Bill Haley will be joining Fr. Chris on the 19th for a conversation revolving around “Open Wide Our Hearts: The Enduring Call to Love – A Pastoral Letter Against Racism“, approved and presented by the US Conference of Catholic Bishops. Before this past summer of racial reckoning in America, the bishops– the top authority for the roughly 51 million Catholics in America– acknowledged their own church’s failure in dealing with Native, Black, and Hispanic Americans. Further, they state, “The evil of racism festers in part because, as a nation, there has been very limited formal acknowledgment of the harm done to so many, no moment of atonement, no national process of reconciliation and, all-too-often a neglect of our history.” We are grateful for the work of the Repentance Project and our other partners for pushing against this historical neglect.

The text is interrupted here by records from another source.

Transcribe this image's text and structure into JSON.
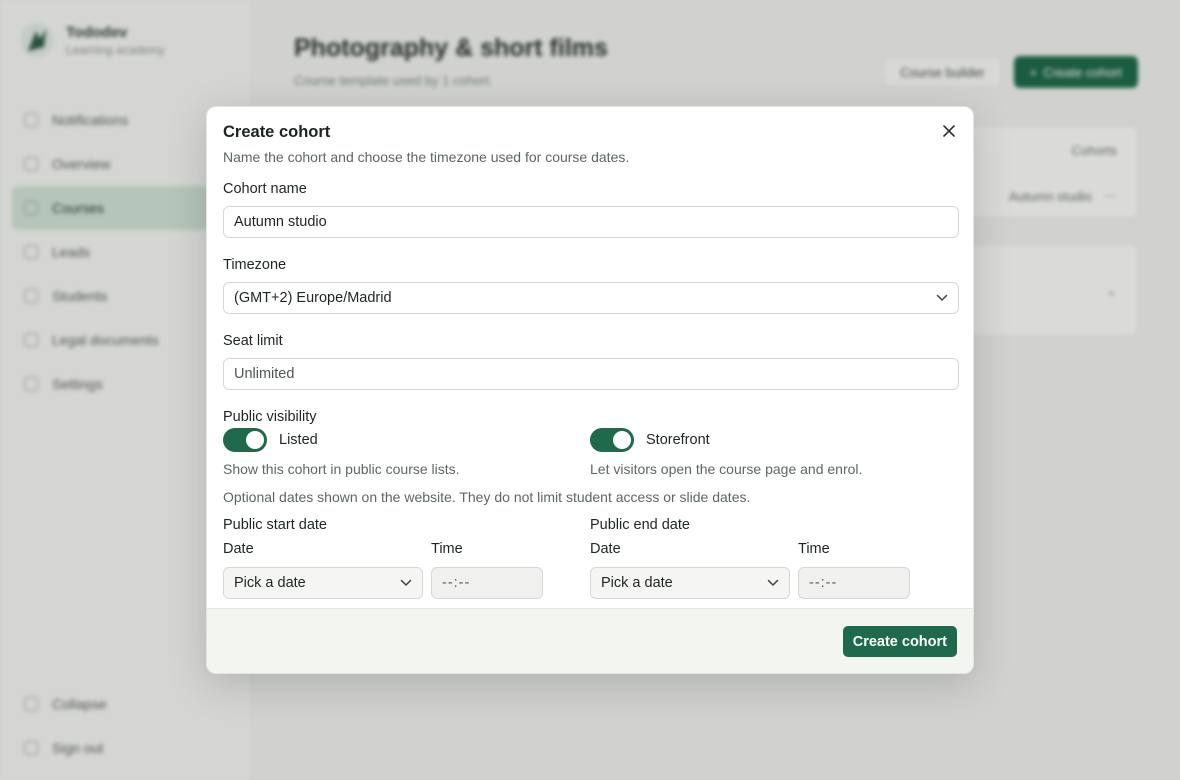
{
  "sidebar": {
    "brand": {
      "name": "Tododev",
      "tagline": "Learning academy"
    },
    "items": [
      {
        "label": "Notifications"
      },
      {
        "label": "Overview"
      },
      {
        "label": "Courses",
        "active": true
      },
      {
        "label": "Leads"
      },
      {
        "label": "Students"
      },
      {
        "label": "Legal documents"
      },
      {
        "label": "Settings"
      }
    ],
    "footer": [
      {
        "label": "Collapse"
      },
      {
        "label": "Sign out"
      }
    ]
  },
  "main": {
    "title": "Photography & short films",
    "subtitle": "Course template used by 1 cohort.",
    "course_builder_label": "Course builder",
    "create_cohort_label": "Create cohort",
    "card1_row1": "Cohorts",
    "card1_row2": "Autumn studio"
  },
  "modal": {
    "title": "Create cohort",
    "description": "Name the cohort and choose the timezone used for course dates.",
    "cohort_name": {
      "label": "Cohort name",
      "value": "Autumn studio"
    },
    "timezone": {
      "label": "Timezone",
      "value": "(GMT+2) Europe/Madrid"
    },
    "seat_limit": {
      "label": "Seat limit",
      "placeholder": "Unlimited"
    },
    "visibility": {
      "label": "Public visibility",
      "listed": {
        "label": "Listed",
        "hint": "Show this cohort in public course lists.",
        "on": true
      },
      "storefront": {
        "label": "Storefront",
        "hint": "Let visitors open the course page and enrol.",
        "on": true
      }
    },
    "dates_note": "Optional dates shown on the website. They do not limit student access or slide dates.",
    "start": {
      "label": "Public start date",
      "date_label": "Date",
      "time_label": "Time",
      "date_placeholder": "Pick a date",
      "time_placeholder": "--:--"
    },
    "end": {
      "label": "Public end date",
      "date_label": "Date",
      "time_label": "Time",
      "date_placeholder": "Pick a date",
      "time_placeholder": "--:--"
    },
    "submit_label": "Create cohort"
  },
  "colors": {
    "accent": "#1f6a4a",
    "active_nav": "#cfe1d3"
  }
}
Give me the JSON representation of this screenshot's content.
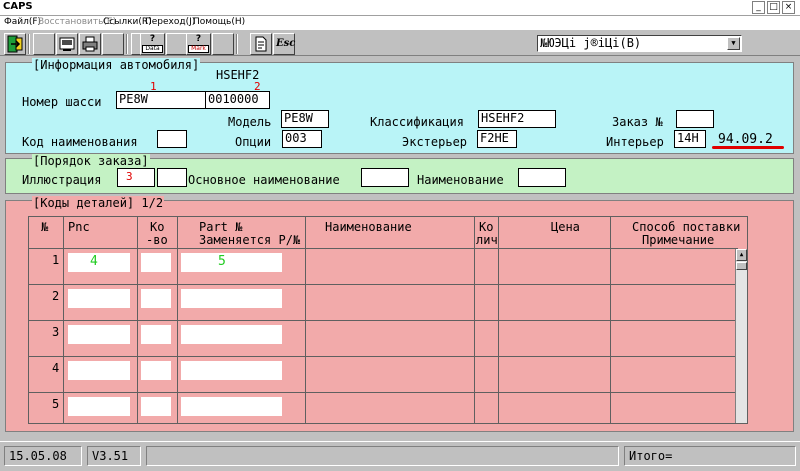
{
  "window": {
    "title": "CAPS"
  },
  "window_controls": {
    "minimize": "_",
    "maximize": "□",
    "close": "×"
  },
  "menu": {
    "items": [
      {
        "label": "Файл(F)",
        "enabled": true
      },
      {
        "label": "Восстановить(E)",
        "enabled": false
      },
      {
        "label": "Ссылки(R)",
        "enabled": true
      },
      {
        "label": "Переход(J)",
        "enabled": true
      },
      {
        "label": "Помощь(H)",
        "enabled": true
      }
    ]
  },
  "toolbar": {
    "buttons": [
      {
        "name": "exit-icon"
      },
      {
        "name": "book-icon"
      },
      {
        "name": "blank-icon"
      },
      {
        "name": "print-icon"
      },
      {
        "name": "blank-icon"
      },
      {
        "name": "data-icon",
        "label": "Data"
      },
      {
        "name": "blank-icon"
      },
      {
        "name": "mark-icon",
        "label": "Mark"
      },
      {
        "name": "blank-icon"
      },
      {
        "name": "document-icon"
      },
      {
        "name": "escape-icon",
        "label": "Esc"
      }
    ],
    "question_mark": "?",
    "language_select": "№ЮЭЦі ј®іЦі(B)",
    "language_arrow": "▼"
  },
  "car_info": {
    "legend": "[Информация автомобиля]",
    "top_code": "HSEHF2",
    "chassis_label": "Номер шасси",
    "chassis_part1": "PE8W",
    "chassis_part2": "0010000",
    "marker1": "1",
    "marker2": "2",
    "model_label": "Модель",
    "model_value": "PE8W",
    "classification_label": "Классификация",
    "classification_value": "HSEHF2",
    "order_label": "Заказ №",
    "order_value": "",
    "name_code_label": "Код наименования",
    "name_code_value": "",
    "options_label": "Опции",
    "options_value": "003",
    "exterior_label": "Экстерьер",
    "exterior_value": "F2HE",
    "interior_label": "Интерьер",
    "interior_value": "14H",
    "date_value": "94.09.2"
  },
  "order": {
    "legend": "[Порядок заказа]",
    "illustration_label": "Иллюстрация",
    "illustration_marker": "3",
    "main_name_label": "Основное наименование",
    "name_label": "Наименование"
  },
  "parts": {
    "legend": "[Коды деталей] 1/2",
    "columns": {
      "num": "№",
      "pnc": "Pnc",
      "qty_1": "Ко",
      "qty_2": "-во",
      "part_1": "Part №",
      "part_2": "Заменяется Р/№",
      "name": "Наименование",
      "qty_per_1": "Ко",
      "qty_per_2": "лич",
      "price": "Цена",
      "supply_1": "Способ поставки",
      "supply_2": "Примечание"
    },
    "rows": [
      "1",
      "2",
      "3",
      "4",
      "5"
    ],
    "marker4": "4",
    "marker5": "5",
    "scroll_up": "▲"
  },
  "status": {
    "date": "15.05.08",
    "version": "V3.51",
    "message": "",
    "total_label": "Итого="
  }
}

To be consistently and coherently pro-life is critically important for Christians in this day and age. The bishops write,
“The injustice and harm racism causes are an attack on human life. The Church in the United States has spoken out consistently and forcefully against abortion, assisted suicide, euthanasia, the death penalty, and other forms of violence that threaten human life. It is not a secret that these attacks on human life have severely affected people of color, who are disproportionally affected by poverty, targeted for abortion, have less access to healthcare, have the greatest numbers on death row, and are most likely to feel pressure to end their lives when facing serious illness. As bishops, we unequivocally state that racism is a life issue.”
There are many things that commend a careful reading of the bishops’ letter, not least of which is its robustly biblical framework, drawing from Micah 6.8, “You have been told, O mortal, what is good, and what the LORD requires of you: Only to do justice and to love goodness, and to walk humbly with your God.” The bishops close the letter with 8 areas of action that all churches and all Christians can step into, finishing:
“We pray that the reader will join us in striving for the end of racism in all its forms, that we may walk together humbly with God and with all of our brothers and sisters in a renewed unity. For there is no place for racism in the hearts of any person; it is a perversion of the Lord’s will for men and women, all of whom were made in God’s image and likeness.”
Amen. I hope you’ll join us for this conversation in a couple of weeks. More than that, we invite you to stay on the journey with the Repentance Project, Coracle, and our other partners as we all seek to respond first and foremost as followers of Jesus to the racial wounds that America still carries and still inflicts.